Q: Your Christian upbringing and belief is a strong thread within your life and music. How do you reconcile being a Christian in a music industry that is more often associated with evil, certainly with the heavier elements of music?
STEVE: Well, I'm a Christian musician living in today's world. I've got very few choices as to where I'll be playing or who will be listening when I do. As for the industry -- I don't think I'm really a part of it. We're independent of it. In my wilder days, when faith was the last thing on my mind, I made many attempts to endear the 'industry' to my music and my abilities. I suppose I was a part of it then. But evil can't be found in a guitar or a keyboard. It might be found within the lyrics of a few demented morons who crank out the nihilistic nonsense that pollutes the airways. But that doesn't affect me. Hey, I like a lot of that stuff! I truly enjoy some of it.

Being a Christian doesn't mean hiding your head in the sand. It's a great big messy world of sin and evil out there! What's a Christian to do? Well, if he is a true Christian, he'll engage the world on his terms, or on Christ's terms to be more exact.

Babb enjoys the classic progressive rock favorites such as Rush, Yes, ELP, Genesis and Camel as well as Mike Oldfield and Todd Rundgren. His influences stretch further to classical composers like Mozart, Wagner, and Cherubini.

Q: How did you get from Weslyan hymns to Wakeman epics in your musical tastes?
STEVE: Hey, Wakeman is just a modern hymnist. Let's face it. He's a Christian organist. And it's not that great of a leap from 'A Mighty Fortress' to a lot of Emerson's work.
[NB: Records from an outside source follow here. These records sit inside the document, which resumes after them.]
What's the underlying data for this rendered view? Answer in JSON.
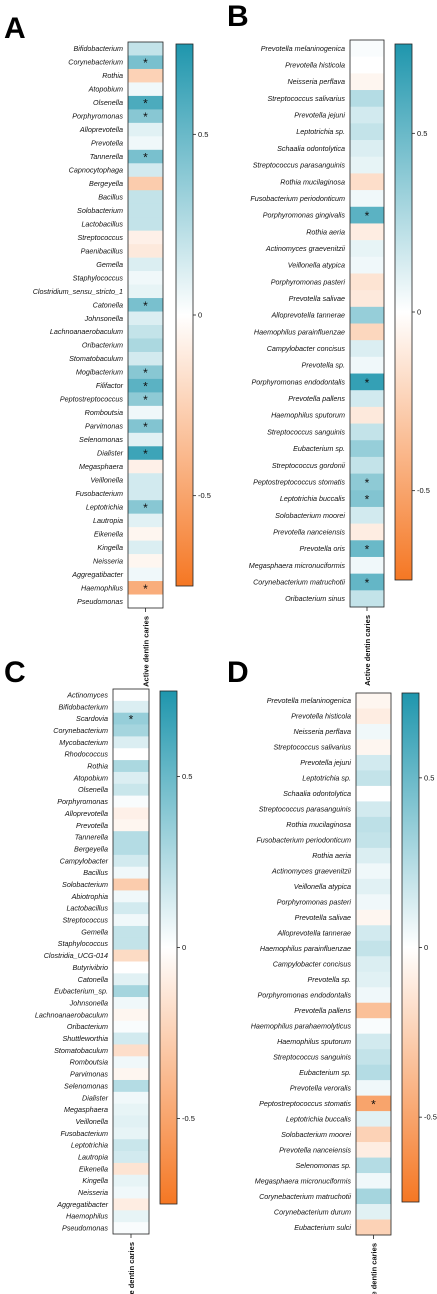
{
  "chart_data": [
    {
      "panel": "A",
      "type": "heatmap",
      "xlabel": "Active dentin caries",
      "colorbar": {
        "ticks": [
          0.5,
          0,
          -0.5
        ],
        "range": [
          -0.75,
          0.75
        ],
        "colors": {
          "positive": "#1f96ad",
          "zero": "#ffffff",
          "negative": "#f57723"
        }
      },
      "rows": [
        {
          "label": "Bifidobacterium",
          "value": 0.2,
          "sig": false
        },
        {
          "label": "Corynebacterium",
          "value": 0.45,
          "sig": true
        },
        {
          "label": "Rothia",
          "value": -0.25,
          "sig": false
        },
        {
          "label": "Atopobium",
          "value": 0.05,
          "sig": false
        },
        {
          "label": "Olsenella",
          "value": 0.6,
          "sig": true
        },
        {
          "label": "Porphyromonas",
          "value": 0.4,
          "sig": true
        },
        {
          "label": "Alloprevotella",
          "value": 0.1,
          "sig": false
        },
        {
          "label": "Prevotella",
          "value": 0.05,
          "sig": false
        },
        {
          "label": "Tannerella",
          "value": 0.45,
          "sig": true
        },
        {
          "label": "Capnocytophaga",
          "value": 0.15,
          "sig": false
        },
        {
          "label": "Bergeyella",
          "value": -0.28,
          "sig": false
        },
        {
          "label": "Bacillus",
          "value": 0.2,
          "sig": false
        },
        {
          "label": "Solobacterium",
          "value": 0.2,
          "sig": false
        },
        {
          "label": "Lactobacillus",
          "value": 0.2,
          "sig": false
        },
        {
          "label": "Streptococcus",
          "value": -0.08,
          "sig": false
        },
        {
          "label": "Paenibacillus",
          "value": -0.12,
          "sig": false
        },
        {
          "label": "Gemella",
          "value": 0.12,
          "sig": false
        },
        {
          "label": "Staphylococcus",
          "value": 0.05,
          "sig": false
        },
        {
          "label": "Clostridium_sensu_stricto_1",
          "value": 0.08,
          "sig": false
        },
        {
          "label": "Catonella",
          "value": 0.45,
          "sig": true
        },
        {
          "label": "Johnsonella",
          "value": 0.12,
          "sig": false
        },
        {
          "label": "Lachnoanaerobaculum",
          "value": 0.2,
          "sig": false
        },
        {
          "label": "Oribacterium",
          "value": 0.28,
          "sig": false
        },
        {
          "label": "Stomatobaculum",
          "value": 0.15,
          "sig": false
        },
        {
          "label": "Mogibacterium",
          "value": 0.4,
          "sig": true
        },
        {
          "label": "Filifactor",
          "value": 0.55,
          "sig": true
        },
        {
          "label": "Peptostreptococcus",
          "value": 0.38,
          "sig": true
        },
        {
          "label": "Romboutsia",
          "value": 0.05,
          "sig": false
        },
        {
          "label": "Parvimonas",
          "value": 0.42,
          "sig": true
        },
        {
          "label": "Selenomonas",
          "value": 0.1,
          "sig": false
        },
        {
          "label": "Dialister",
          "value": 0.65,
          "sig": true
        },
        {
          "label": "Megasphaera",
          "value": -0.08,
          "sig": false
        },
        {
          "label": "Veillonella",
          "value": 0.15,
          "sig": false
        },
        {
          "label": "Fusobacterium",
          "value": 0.15,
          "sig": false
        },
        {
          "label": "Leptotrichia",
          "value": 0.4,
          "sig": true
        },
        {
          "label": "Lautropia",
          "value": 0.1,
          "sig": false
        },
        {
          "label": "Eikenella",
          "value": -0.05,
          "sig": false
        },
        {
          "label": "Kingella",
          "value": 0.12,
          "sig": false
        },
        {
          "label": "Neisseria",
          "value": -0.05,
          "sig": false
        },
        {
          "label": "Aggregatibacter",
          "value": 0.05,
          "sig": false
        },
        {
          "label": "Haemophilus",
          "value": -0.45,
          "sig": true
        },
        {
          "label": "Pseudomonas",
          "value": 0.0,
          "sig": false
        }
      ]
    },
    {
      "panel": "B",
      "type": "heatmap",
      "xlabel": "Active dentin caries",
      "colorbar": {
        "ticks": [
          0.5,
          0,
          -0.5
        ],
        "range": [
          -0.75,
          0.75
        ],
        "colors": {
          "positive": "#1f96ad",
          "zero": "#ffffff",
          "negative": "#f57723"
        }
      },
      "rows": [
        {
          "label": "Prevotella melaninogenica",
          "value": 0.02,
          "sig": false
        },
        {
          "label": "Prevotella histicola",
          "value": 0.0,
          "sig": false
        },
        {
          "label": "Neisseria perflava",
          "value": -0.05,
          "sig": false
        },
        {
          "label": "Streptococcus salivarius",
          "value": 0.25,
          "sig": false
        },
        {
          "label": "Prevotella jejuni",
          "value": 0.15,
          "sig": false
        },
        {
          "label": "Leptotrichia sp.",
          "value": 0.2,
          "sig": false
        },
        {
          "label": "Schaalia odontolytica",
          "value": 0.12,
          "sig": false
        },
        {
          "label": "Streptococcus parasanguinis",
          "value": 0.08,
          "sig": false
        },
        {
          "label": "Rothia mucilaginosa",
          "value": -0.18,
          "sig": false
        },
        {
          "label": "Fusobacterium periodonticum",
          "value": 0.05,
          "sig": false
        },
        {
          "label": "Porphyromonas gingivalis",
          "value": 0.55,
          "sig": true
        },
        {
          "label": "Rothia aeria",
          "value": -0.1,
          "sig": false
        },
        {
          "label": "Actinomyces graevenitzii",
          "value": 0.08,
          "sig": false
        },
        {
          "label": "Veillonella atypica",
          "value": 0.05,
          "sig": false
        },
        {
          "label": "Porphyromonas pasteri",
          "value": -0.15,
          "sig": false
        },
        {
          "label": "Prevotella salivae",
          "value": -0.12,
          "sig": false
        },
        {
          "label": "Alloprevotella tannerae",
          "value": 0.35,
          "sig": false
        },
        {
          "label": "Haemophilus parainfluenzae",
          "value": -0.22,
          "sig": false
        },
        {
          "label": "Campylobacter concisus",
          "value": 0.12,
          "sig": false
        },
        {
          "label": "Prevotella sp.",
          "value": 0.05,
          "sig": false
        },
        {
          "label": "Porphyromonas endodontalis",
          "value": 0.68,
          "sig": true
        },
        {
          "label": "Prevotella pallens",
          "value": 0.15,
          "sig": false
        },
        {
          "label": "Haemophilus sputorum",
          "value": -0.12,
          "sig": false
        },
        {
          "label": "Streptococcus sanguinis",
          "value": 0.2,
          "sig": false
        },
        {
          "label": "Eubacterium sp.",
          "value": 0.35,
          "sig": false
        },
        {
          "label": "Streptococcus gordonii",
          "value": 0.2,
          "sig": false
        },
        {
          "label": "Peptostreptococcus stomatis",
          "value": 0.38,
          "sig": true
        },
        {
          "label": "Leptotrichia buccalis",
          "value": 0.42,
          "sig": true
        },
        {
          "label": "Solobacterium moorei",
          "value": 0.15,
          "sig": false
        },
        {
          "label": "Prevotella nanceiensis",
          "value": -0.1,
          "sig": false
        },
        {
          "label": "Prevotella oris",
          "value": 0.5,
          "sig": true
        },
        {
          "label": "Megasphaera micronuciformis",
          "value": 0.05,
          "sig": false
        },
        {
          "label": "Corynebacterium matruchotii",
          "value": 0.52,
          "sig": true
        },
        {
          "label": "Oribacterium sinus",
          "value": 0.2,
          "sig": false
        }
      ]
    },
    {
      "panel": "C",
      "type": "heatmap",
      "xlabel": "Active dentin caries",
      "colorbar": {
        "ticks": [
          0.5,
          0,
          -0.5
        ],
        "range": [
          -0.75,
          0.75
        ],
        "colors": {
          "positive": "#1f96ad",
          "zero": "#ffffff",
          "negative": "#f57723"
        }
      },
      "rows": [
        {
          "label": "Actinomyces",
          "value": 0.0,
          "sig": false
        },
        {
          "label": "Bifidobacterium",
          "value": 0.12,
          "sig": false
        },
        {
          "label": "Scardovia",
          "value": 0.35,
          "sig": true
        },
        {
          "label": "Corynebacterium",
          "value": 0.3,
          "sig": false
        },
        {
          "label": "Mycobacterium",
          "value": 0.12,
          "sig": false
        },
        {
          "label": "Rhodococcus",
          "value": 0.0,
          "sig": false
        },
        {
          "label": "Rothia",
          "value": 0.28,
          "sig": false
        },
        {
          "label": "Atopobium",
          "value": 0.12,
          "sig": false
        },
        {
          "label": "Olsenella",
          "value": 0.18,
          "sig": false
        },
        {
          "label": "Porphyromonas",
          "value": 0.02,
          "sig": false
        },
        {
          "label": "Alloprevotella",
          "value": -0.08,
          "sig": false
        },
        {
          "label": "Prevotella",
          "value": -0.05,
          "sig": false
        },
        {
          "label": "Tannerella",
          "value": 0.25,
          "sig": false
        },
        {
          "label": "Bergeyella",
          "value": 0.25,
          "sig": false
        },
        {
          "label": "Campylobacter",
          "value": 0.15,
          "sig": false
        },
        {
          "label": "Bacillus",
          "value": 0.05,
          "sig": false
        },
        {
          "label": "Solobacterium",
          "value": -0.28,
          "sig": false
        },
        {
          "label": "Abiotrophia",
          "value": 0.05,
          "sig": false
        },
        {
          "label": "Lactobacillus",
          "value": 0.15,
          "sig": false
        },
        {
          "label": "Streptococcus",
          "value": 0.05,
          "sig": false
        },
        {
          "label": "Gemella",
          "value": 0.2,
          "sig": false
        },
        {
          "label": "Staphylococcus",
          "value": 0.2,
          "sig": false
        },
        {
          "label": "Clostridia_UCG-014",
          "value": -0.2,
          "sig": false
        },
        {
          "label": "Butyrivibrio",
          "value": 0.0,
          "sig": false
        },
        {
          "label": "Catonella",
          "value": 0.1,
          "sig": false
        },
        {
          "label": "Eubacterium_sp.",
          "value": 0.3,
          "sig": false
        },
        {
          "label": "Johnsonella",
          "value": 0.05,
          "sig": false
        },
        {
          "label": "Lachnoanaerobaculum",
          "value": -0.05,
          "sig": false
        },
        {
          "label": "Oribacterium",
          "value": 0.02,
          "sig": false
        },
        {
          "label": "Shuttleworthia",
          "value": 0.15,
          "sig": false
        },
        {
          "label": "Stomatobaculum",
          "value": -0.18,
          "sig": false
        },
        {
          "label": "Romboutsia",
          "value": 0.05,
          "sig": false
        },
        {
          "label": "Parvimonas",
          "value": -0.05,
          "sig": false
        },
        {
          "label": "Selenomonas",
          "value": 0.25,
          "sig": false
        },
        {
          "label": "Dialister",
          "value": 0.05,
          "sig": false
        },
        {
          "label": "Megasphaera",
          "value": 0.08,
          "sig": false
        },
        {
          "label": "Veillonella",
          "value": 0.1,
          "sig": false
        },
        {
          "label": "Fusobacterium",
          "value": 0.08,
          "sig": false
        },
        {
          "label": "Leptotrichia",
          "value": 0.18,
          "sig": false
        },
        {
          "label": "Lautropia",
          "value": 0.15,
          "sig": false
        },
        {
          "label": "Eikenella",
          "value": -0.15,
          "sig": false
        },
        {
          "label": "Kingella",
          "value": 0.08,
          "sig": false
        },
        {
          "label": "Neisseria",
          "value": 0.05,
          "sig": false
        },
        {
          "label": "Aggregatibacter",
          "value": -0.1,
          "sig": false
        },
        {
          "label": "Haemophilus",
          "value": 0.08,
          "sig": false
        },
        {
          "label": "Pseudomonas",
          "value": 0.02,
          "sig": false
        }
      ]
    },
    {
      "panel": "D",
      "type": "heatmap",
      "xlabel": "Active dentin caries",
      "colorbar": {
        "ticks": [
          0.5,
          0,
          -0.5
        ],
        "range": [
          -0.75,
          0.75
        ],
        "colors": {
          "positive": "#1f96ad",
          "zero": "#ffffff",
          "negative": "#f57723"
        }
      },
      "rows": [
        {
          "label": "Prevotella melaninogenica",
          "value": -0.05,
          "sig": false
        },
        {
          "label": "Prevotella histicola",
          "value": -0.1,
          "sig": false
        },
        {
          "label": "Neisseria perflava",
          "value": 0.05,
          "sig": false
        },
        {
          "label": "Streptococcus salivarius",
          "value": -0.05,
          "sig": false
        },
        {
          "label": "Prevotella jejuni",
          "value": 0.15,
          "sig": false
        },
        {
          "label": "Leptotrichia sp.",
          "value": 0.2,
          "sig": false
        },
        {
          "label": "Schaalia odontolytica",
          "value": 0.0,
          "sig": false
        },
        {
          "label": "Streptococcus parasanguinis",
          "value": 0.15,
          "sig": false
        },
        {
          "label": "Rothia mucilaginosa",
          "value": 0.22,
          "sig": false
        },
        {
          "label": "Fusobacterium periodonticum",
          "value": 0.2,
          "sig": false
        },
        {
          "label": "Rothia aeria",
          "value": 0.12,
          "sig": false
        },
        {
          "label": "Actinomyces graevenitzii",
          "value": 0.05,
          "sig": false
        },
        {
          "label": "Veillonella atypica",
          "value": 0.1,
          "sig": false
        },
        {
          "label": "Porphyromonas pasteri",
          "value": 0.05,
          "sig": false
        },
        {
          "label": "Prevotella salivae",
          "value": -0.05,
          "sig": false
        },
        {
          "label": "Alloprevotella tannerae",
          "value": 0.15,
          "sig": false
        },
        {
          "label": "Haemophilus parainfluenzae",
          "value": 0.2,
          "sig": false
        },
        {
          "label": "Campylobacter concisus",
          "value": 0.12,
          "sig": false
        },
        {
          "label": "Prevotella sp.",
          "value": 0.1,
          "sig": false
        },
        {
          "label": "Porphyromonas endodontalis",
          "value": 0.05,
          "sig": false
        },
        {
          "label": "Prevotella pallens",
          "value": -0.35,
          "sig": false
        },
        {
          "label": "Haemophilus parahaemolyticus",
          "value": 0.02,
          "sig": false
        },
        {
          "label": "Haemophilus sputorum",
          "value": 0.15,
          "sig": false
        },
        {
          "label": "Streptococcus sanguinis",
          "value": 0.2,
          "sig": false
        },
        {
          "label": "Eubacterium sp.",
          "value": 0.25,
          "sig": false
        },
        {
          "label": "Prevotella veroralis",
          "value": 0.05,
          "sig": false
        },
        {
          "label": "Peptostreptococcus stomatis",
          "value": -0.5,
          "sig": true
        },
        {
          "label": "Leptotrichia buccalis",
          "value": 0.1,
          "sig": false
        },
        {
          "label": "Solobacterium moorei",
          "value": -0.25,
          "sig": false
        },
        {
          "label": "Prevotella nanceiensis",
          "value": -0.1,
          "sig": false
        },
        {
          "label": "Selenomonas sp.",
          "value": 0.25,
          "sig": false
        },
        {
          "label": "Megasphaera micronuciformis",
          "value": 0.05,
          "sig": false
        },
        {
          "label": "Corynebacterium matruchotii",
          "value": 0.3,
          "sig": false
        },
        {
          "label": "Corynebacterium durum",
          "value": 0.1,
          "sig": false
        },
        {
          "label": "Eubacterium sulci",
          "value": -0.25,
          "sig": false
        }
      ]
    }
  ],
  "panel_letters": [
    "A",
    "B",
    "C",
    "D"
  ],
  "sig_marker": "*"
}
I still love the BIG hymns. I record Handel's Messiah with an 80 piece orchestra and 100 plus singers every year! Handel ROCKS! He rocks no less than ELP.

Q: Is it fair to say that your musical influences all tend toward the symphonic in scope and breadth?
STEVE: Not all. I do like the extended forms of 'thematic' music. I want to explore it all my live long days. However, I like a number of other forms of music, and for no particular reason that I can fathom. Liking it is sometimes enough. I'll be influenced by whatever I'm enjoying at the time. I'm very 'liberal' and free thinking when it comes to writing music. I'm not a prog - purist. I go where the wind blows me.

Q: You have non-musical influences such as Tolkien, C.S.Lewis, Michael Moorcock and director David Lynch. How do these influences manifest themselves in your music?
STEVE: Tolkien is easy. If we're singing about hobbits or dragons, it's no doubt Tolkien inspired. Lewis? Well, if you see us attempting philosophy or apologetics with our little poems, that's he. Lynch? I'll probably not go down that confusing pathway again. All of the subtle sound effects and hinting around in Perelandra can be credited to his style of movie making. I think we just freaked people out with all of the vagueness. From now on, if we're attempting to 'say' something, we'll probably just say it.

However, Fred and I are both 'very' inspired by movies or books. We just saw a movie about Gilbert and Sullivan. Within three weeks of its viewing we'd written around an hour of music and lyrics in their style.

We've got two new albums in production right now. One is the Tolkien inspired collection, which will feature the ambiance of a Middle Earth pub, complete with rowdy dwarves, hobbits -- all singing along to their favorite band (Glass Hammer, of course). Then, there is the much rumored "Faith and Reason". Over ninety minutes of music has been shoved aside for this album. We've fought with it for almost two years now. I think we've started over for the last time and should have something concrete within a few months. Also, we're writing and producing a musical called "David and Goliath". There's always something interesting going on at our studio "Sound Resources". Keep checking our website for details on all of our musical misadventures.